For security-focused code review:
name: security-audit
description: Security-focused code analysis
tag: agent
params:
  model:
    tags: [flagship, reasoning]  # Security requires deep analysis
  temperature: 0.2
  tools:
    - tag:search
    - view
    - bash
  system_prompt: |
    You are a security auditor reviewing code for vulnerabilities.
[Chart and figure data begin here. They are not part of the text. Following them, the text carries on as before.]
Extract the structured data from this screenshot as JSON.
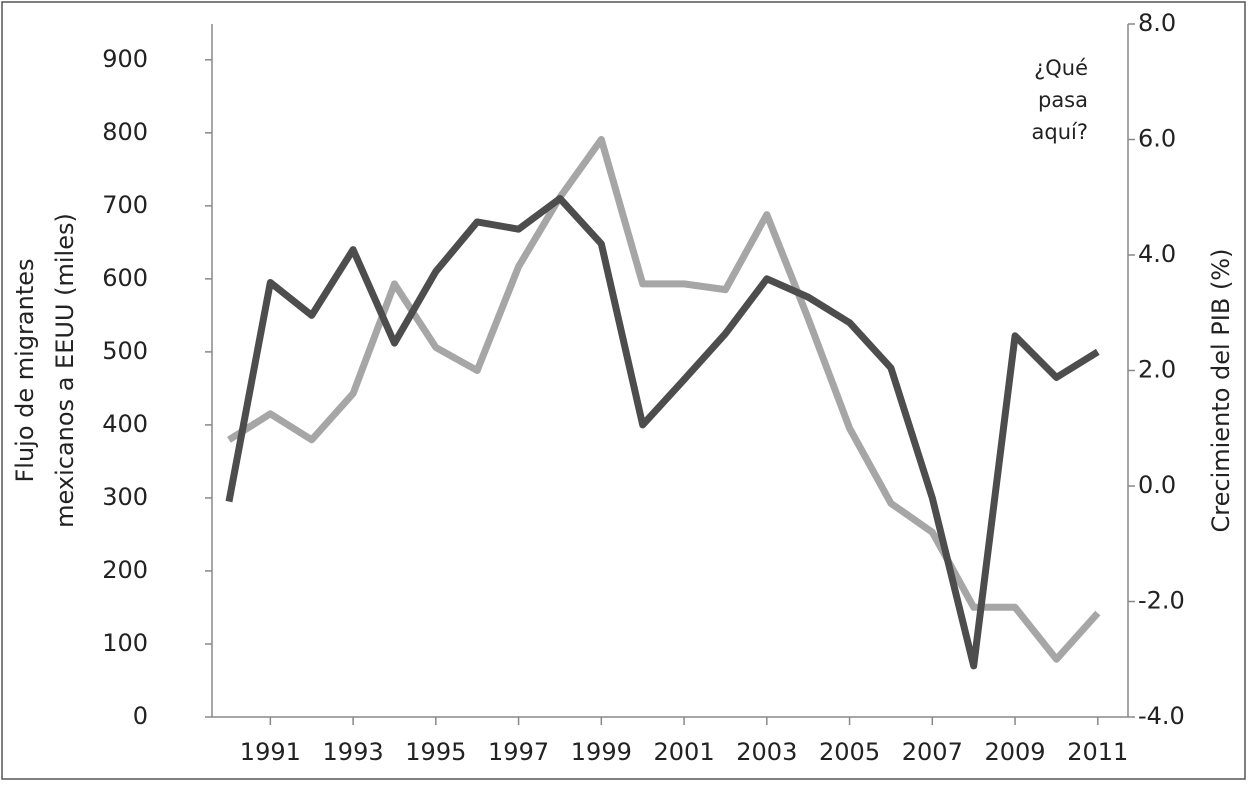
{
  "chart_data": {
    "type": "line",
    "x": [
      1990,
      1991,
      1992,
      1993,
      1994,
      1995,
      1996,
      1997,
      1998,
      1999,
      2000,
      2001,
      2002,
      2003,
      2004,
      2005,
      2006,
      2007,
      2008,
      2009,
      2010,
      2011
    ],
    "xlim": [
      1989.59,
      2011.73
    ],
    "xticks": [
      1991,
      1993,
      1995,
      1997,
      1999,
      2001,
      2003,
      2005,
      2007,
      2009,
      2011
    ],
    "ylabel": [
      "Flujo de migrantes",
      "mexicanos a EEUU (miles)"
    ],
    "y2label": "Crecimiento del PIB (%)",
    "annotation": [
      "¿Qué",
      "pasa",
      "aquí?"
    ],
    "ylim": [
      0,
      949
    ],
    "yticks": [
      0,
      100,
      200,
      300,
      400,
      500,
      600,
      700,
      800,
      900
    ],
    "y2lim": [
      -4,
      8
    ],
    "y2ticks": [
      {
        "value": -4,
        "label": "-4.0"
      },
      {
        "value": -2,
        "label": "-2.0"
      },
      {
        "value": 0,
        "label": "0.0"
      },
      {
        "value": 2,
        "label": "2.0"
      },
      {
        "value": 4,
        "label": "4.0"
      },
      {
        "value": 6,
        "label": "6.0"
      },
      {
        "value": 8,
        "label": "8.0"
      }
    ],
    "series": [
      {
        "color": "#a6a6a6",
        "axis": "y2",
        "values": [
          0.8,
          1.25,
          0.8,
          1.6,
          3.5,
          2.4,
          2.0,
          3.8,
          5.0,
          6.0,
          3.5,
          3.5,
          3.4,
          4.7,
          2.9,
          1.0,
          -0.3,
          -0.8,
          -2.1,
          -2.1,
          -3.0,
          -2.2
        ]
      },
      {
        "color": "#4d4d4d",
        "values": [
          295,
          595,
          550,
          640,
          512,
          610,
          678,
          668,
          710,
          648,
          400,
          462,
          525,
          600,
          575,
          540,
          478,
          300,
          70,
          522,
          465,
          500
        ]
      }
    ]
  }
}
    Check systematically for:
    - Injection vulnerabilities (SQL, command, XSS)
    - Authentication and authorization issues
    - Sensitive data exposure
    - Insecure dependencies
    - Cryptographic weaknesses
    - Input validation gaps

    For each finding, provide:
    - Severity (Critical/High/Medium/Low)
    - Location (file and line numbers)
    - Description of the vulnerability
    - Proof of concept if applicable
    - Recommended remediation

Managing Presets in the UI

While presets can be created as YAML files, Reliant also provides UI-based management.

Viewing Presets

Open the Workflow/Preset selector in the app header (top-left). All available presets appear organized into:
  • Your Presets - Custom presets you’ve created
  • Built-in Presets - System presets that come with Reliant
Each preset card displays the name, description, source badge, and target tag.

Editing Presets

Hover over any non-built-in preset to reveal edit and delete buttons. Click the pencil icon to modify the name and description. For project presets (YAML files in .reliant/presets/), editing updates the file directly.
Note: Built-in presets can’t be edited. To customize one, create a project preset with the same name—it will override the built-in version.

Deleting Presets

Click the trash icon on any custom preset to delete it. For project presets, this removes the YAML file. Deletion can’t be undone.

Setting Default Presets

Default presets automatically apply when you start a new chat:
  1. Go to the Workflows tab
  2. Hover over a workflow with a preset badge
  3. Click the gear icon
  4. Select your preferred preset
  5. Click Save

Creating Presets from Chat

The easiest way to create a preset is to save your current configuration:
  1. Configure your workflow parameters (model, temperature, tools, system prompt)
  2. Click Save as Preset in the parameters panel
  3. Enter a name and description
  4. Click Save
The preset saves to .reliant/presets/ and becomes available immediately.

What Gets Saved

  • Model, temperature, tools, system prompt
  • Tag (inherited from current workflow/group)
Only explicitly configured parameters are saved. Default values aren’t included, so the preset works across different workflows sharing the same tag.

Best Practices

Name presets descriptively. Use names indicating purpose: fast-prototyping, careful-refactor, security-audit. Avoid generic names like my-preset. Write useful descriptions. Include what makes the preset different: “Lower temperature for deterministic debugging” or “Opus model for complex architectural decisions.” Start from built-in presets. If one is close to what you need, select it first, make adjustments, then save as new.